Schematic diagram of the mechanism. [Photo/en.xmu.edu.cn]
In the progression of common solid tumors such as liver, breast, and pancreatic cancers, tumor tissue often becomes increasingly fibrotic and markedly stiffer. Clinical data have long shown that stiffer tumors correlate with higher risks of recurrence and poorer treatment outcomes, yet the underlying biological mechanism remained unclear.
A joint study by the School of Life Sciences at Xiamen University (XMU) and the Army Medical University, recently published in Cell, has finally cracked the code.
The researchers found that mechanical pressure generated by tumor stiffening activates the Piezo1 receptor on the surface of T cells, a type of immune cell. This activation induces the transcription factor Osr2, which then recruits the protein HDAC3, suppressing the synthesis of cytotoxic molecules in T cells.

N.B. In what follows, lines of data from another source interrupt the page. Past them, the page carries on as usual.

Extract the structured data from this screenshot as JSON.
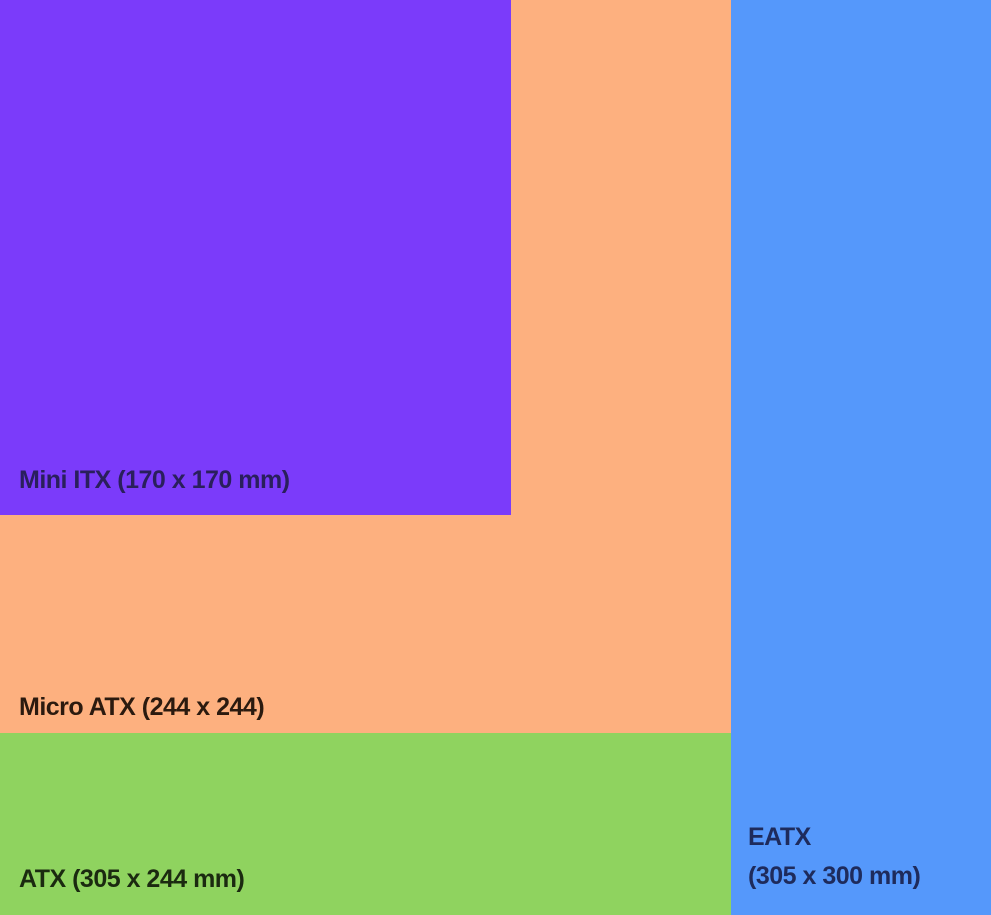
{
  "boards": [
    {
      "id": "mini-itx",
      "label": "Mini ITX (170 x 170 mm)",
      "color": "#7b3bfa",
      "text_color": "#2a1f5c"
    },
    {
      "id": "micro-atx",
      "label": "Micro ATX (244 x 244)",
      "color": "#fdb07f",
      "text_color": "#2b1a0f"
    },
    {
      "id": "atx",
      "label": "ATX (305 x 244 mm)",
      "color": "#8fd35f",
      "text_color": "#1b2a10"
    },
    {
      "id": "eatx",
      "label_line1": "EATX",
      "label_line2": "(305 x 300 mm)",
      "color": "#5598fb",
      "text_color": "#1e2b5c"
    }
  ]
}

Osr2 does not affect early T cell development. Instead, it is selectively activated under sustained tumor antigen stimulation within a high-stiffness tumor microenvironment, driving terminal T cell exhaustion.
Building on this mechanism, the XMU team modified existing CAR-T therapy by deleting the Osr2 gene in T cells. In experimental models, this approach alleviated T cell exhaustion, improved cell survival, and significantly inhibited solid tumor growth.
Professor Chen Lanfang noted that current CAR-T therapies remain costly and limited in scope. The team aims to further refine the technology and promote its clinical translation through national university-based technology transfer platforms, with the goal of reducing costs and expanding treatment options for patients with hard-to-treat solid tumors.